Yea Spain were absolutely rattled at that moment And england allowed them a chance to get a hold back into the game
And all along we thought Rosenior was trying to emulate Pep, when all the time he was using the Southgate playbook...
The English players apart from two or three do not have the technical ability and easy athleticism of the Spanish - they move and turn and control a ball instantly - they look about 1/2 stone lighter - Mainoo looks heavy , like Shaw Foden has no speed , Saka can dribble with one foot but can’t pass with the other and is not quick enough to be a conventional wi get Stones , Palmer Jude have the mobility to compete . It’s part tactics. But mainly an inability to keep a ball when squeezed - City became very good at it last year .
Southgate is awful, I’ve never liked him. He has zero balls when it comes to making the big decisions and his style of football for the players England have is outrageous. How England could have done with Rashford and Henderson, we needed that experience against Spain.
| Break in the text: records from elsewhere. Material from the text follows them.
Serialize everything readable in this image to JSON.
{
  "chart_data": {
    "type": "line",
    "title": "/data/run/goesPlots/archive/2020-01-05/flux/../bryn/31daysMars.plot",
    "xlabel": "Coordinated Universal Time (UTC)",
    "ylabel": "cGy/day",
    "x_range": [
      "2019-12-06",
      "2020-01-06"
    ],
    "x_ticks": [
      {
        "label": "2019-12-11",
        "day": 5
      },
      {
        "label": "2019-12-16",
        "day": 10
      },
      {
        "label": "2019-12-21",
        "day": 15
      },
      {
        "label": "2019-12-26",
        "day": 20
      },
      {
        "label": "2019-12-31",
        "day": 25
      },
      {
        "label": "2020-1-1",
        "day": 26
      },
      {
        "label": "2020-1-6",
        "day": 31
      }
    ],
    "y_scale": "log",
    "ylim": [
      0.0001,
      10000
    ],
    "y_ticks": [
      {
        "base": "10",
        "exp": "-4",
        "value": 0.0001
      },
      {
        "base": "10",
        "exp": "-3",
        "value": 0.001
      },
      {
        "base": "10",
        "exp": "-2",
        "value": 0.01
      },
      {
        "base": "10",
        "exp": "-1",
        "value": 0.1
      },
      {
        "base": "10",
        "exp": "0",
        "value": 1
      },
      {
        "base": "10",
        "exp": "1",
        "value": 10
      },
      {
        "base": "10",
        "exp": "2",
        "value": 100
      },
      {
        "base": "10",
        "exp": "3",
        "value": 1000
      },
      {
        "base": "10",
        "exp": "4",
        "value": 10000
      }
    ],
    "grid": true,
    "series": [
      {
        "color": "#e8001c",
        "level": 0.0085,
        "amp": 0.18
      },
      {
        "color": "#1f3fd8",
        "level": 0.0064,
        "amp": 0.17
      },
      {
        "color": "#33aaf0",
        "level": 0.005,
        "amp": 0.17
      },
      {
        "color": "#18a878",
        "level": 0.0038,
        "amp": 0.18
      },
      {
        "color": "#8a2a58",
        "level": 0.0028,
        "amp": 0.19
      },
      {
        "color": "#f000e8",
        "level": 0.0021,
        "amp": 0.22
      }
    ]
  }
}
Awful? That's a bit extreme. Henderson? He got a lot of flak for picking him 2 years ago... If he'd have picked him now and England went out in the quarters, this would be used against him. He chose his method to get England not to lose as often as possible and got further than any other manager in 58 years. Until England win something, every manager will get criticised.
The Gibraltar FA to make official complaint to UEFA following Spanish Men’s National Team Euro 2024 celebrations. The Gibraltar FA has noted the extremely provocative and insulting nature of the celebrations around the Spanish Men's national team winning Euro 2024. The Association is this morning taking advice on the filing of a complaint to European Football's governing body, UEFA, in relation to the unacceptable chanting and songs, relating to Gibraltar, sung by Spain's Men's National Team players after winning Euro 2024. Football has no place for behaviour of this nature.
Got a lot of time for this bloke, good manager already, but far too early for him to step back from club management to go into national ... let him mature a bit, learn from mistakes, then if he stands up to scrutiny let him loose.